The modern consumer economy has a fundamental flaw that promotes unsustainable consumption: the more companies sell, the more they earn. Turntoo, a Dutch company, has been building its business model based on an alternative system in which products are not sold by the producer to the consumer, but remain the property of the producer throughout their lifecycles.
The Turntoo model fits into the broader trends of product service systems or extended producer responsibility which integrate services into a product offering. One example is the use of photocopiers or printers by businesses: companies lease the office equipment and pay per print, while the supplier of the printer or photocopier guarantees that the facility will be constantly available. Companies in effect lease products to consumers or to other companies, though lease contracts are likely to be based on the usage of the product, rather than simply the temporary possession of the product by the lessee.
This approach promises several environmental benefits:
Sabine Oberhuber, one of Turntoo's founders, cites the example of an agreement signed in June 2012 that Turntoo organised between German precision engineering giant Bosch and Eigen Haard, an Amsterdam social housing provider. Bosch will provide washing machines to Eigen Haard tenants, who will initially pay €10 per month for the washing machine service (including energy and water). Later, tenants will pay per wash.
There will be several benefits from the scheme when it is implemented, Oberhuber says. Tenants will receive top-end washing machines with the highest energy efficiency ratings. Eigen Haard will be faced with fewer tenants who cannot pay their rents because of rising energy costs. Eigen Haard said in a statement that “very few tenants in the social sector use appliances with an energy rating of A or higher. It is assumed that the average tenant cannot afford the higher purchase costs. However, assuming continued use of conventional appliances, they will be the first to notice rising energy prices”.
The full environmental benefits of the scheme have not been quantified, but because the washing machines are high quality, energy and water savings, and greenhouse gas emission reductions, are expected, compared to the lower standard washing machines that tenants might otherwise have. The scheme is also resource efficient: the washing machine parts and embodied raw materials will ultimately be reused.
Oberhuber argues that Bosch will also benefit – the project is not just part of their corporate social responsibility strategy. For companies, “ultimately a recurring business model is more interesting,” she says. It will smooth out the peaks and troughs of demand cycles and make companies more stable. It will help them manage their resources better, because they will know how many washing machines have been leased out and therefore what recyclable and reusable materials will come back to them.
Oberhuber concedes that the lessee receiving the service embodied in the washing machine might have less of an incentive to maintain the washing machine and use it responsibly than would be the case if they owned it. However, she argues, this can be dealt with through the contract between the washing machine provider and, in this case, the housing association. Clauses can be inserted requiring responsible use.

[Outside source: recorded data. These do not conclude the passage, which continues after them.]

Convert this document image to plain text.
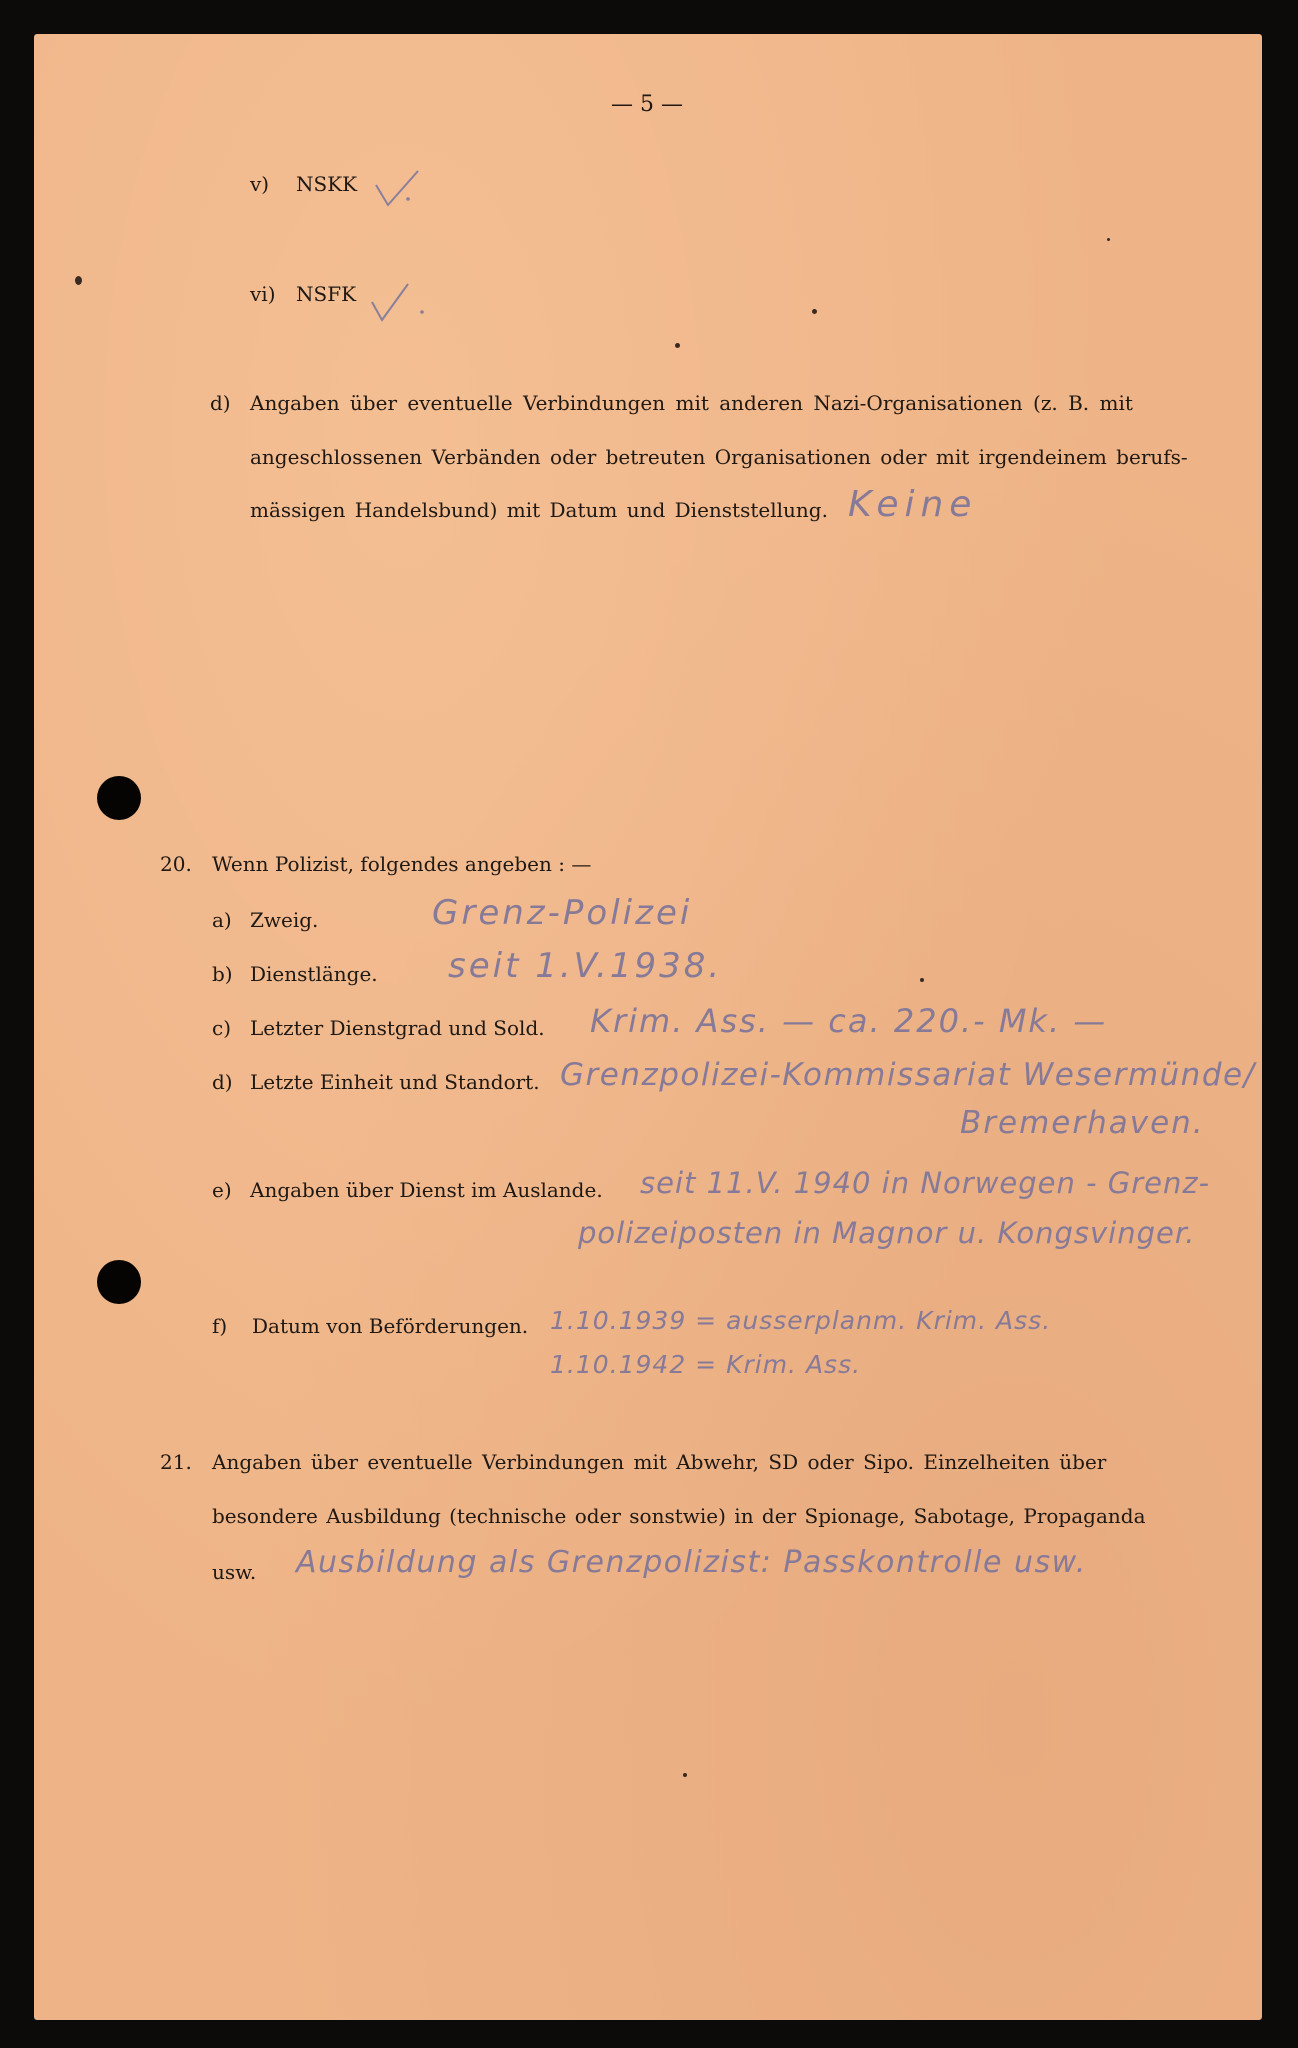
— 5 —
v) NSKK
vi) NSFK
d) Angaben über eventuelle Verbindungen mit anderen Nazi-Organisationen (z. B. mit
angeschlossenen Verbänden oder betreuten Organisationen oder mit irgendeinem berufs-
mässigen Handelsbund) mit Datum und Dienststellung. Keine
20. Wenn Polizist, folgendes angeben : —
a) Zweig.	Grenz-Polizei
b) Dienstlänge. seit 1.V.1938.
c) Letzter Dienstgrad und Sold. Krim. Ass. — ca. 220.- Mk. —
d) Letzte Einheit und Standort. Grenzpolizei-Kommissariat Wesermünde/
Bremerhaven.
e) Angaben über Dienst im Auslande. seit 11.V. 1940 in Norwegen - Grenz-
polizeiposten in Magnor u. Kongsvinger.
f) Datum von Beförderungen. 1.10.1939 = ausserplanm. Krim. Ass.
1.10.1942 = Krim. Ass.
21. Angaben über eventuelle Verbindungen mit Abwehr, SD oder Sipo. Einzelheiten über
besondere Ausbildung (technische oder sonstwie) in der Spionage, Sabotage, Propaganda
usw. Ausbildung als Grenzpolizist: Passkontrolle usw.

The agreement between Bosch and Eigen Haard provides a good illustration of the Turntoo business model. The company was started in November 2010 by Oberhuber and architect Thomas Rau, according to whom products should no longer be regarded as commodities to be bought and sold. Instead, they should be considered “resource banks,” with the resources that they contain being constantly reused. “The idea that goods are owned by consumers is outdated,” Rau has said. “As a consumer I am only interested in the performance of a product, not owning it. Sufficient light, comfortable seating, good audio and vision, that’s what counts”.
Turntoo is exploring the “resource bank” concept through a small number of early-stage projects that connect with Rau's architectural practise. For the office space for Thomas Rau's architecture practice, Turntoo brokered agreements for the use of carpeting, tiles, furniture, lighting and power monitoring. The companies involved include Dutch carpetmaker Desso, which is committed to taking back and recycling or reusing its products as much as possible, and is thus already working in a way that is aligned with the Turntoo approach. In Dordrecht,Turntoo is working on a higher education centre.
In the town of Brummen in Holland, Turntoo will go even further. It will provide a municipal building designed to last 20 years for which, says Turntoo, the “building’s components can be disassembled and reused at the end of its lifespan”. To facilitate this, the building will be constructed of natural materials such as wood as much as possible, and will minimise the use of concrete.
Oberhuber says that demand for Turntoo's services as an intermediary in “resource bank” projects is increasing. The current focus is business-to-business agreements, and on products that have medium to long-term lifespans, such as carpeting or furniture. “It is much more complex than business as usual, but there is really a big potential,” Oberhuber says.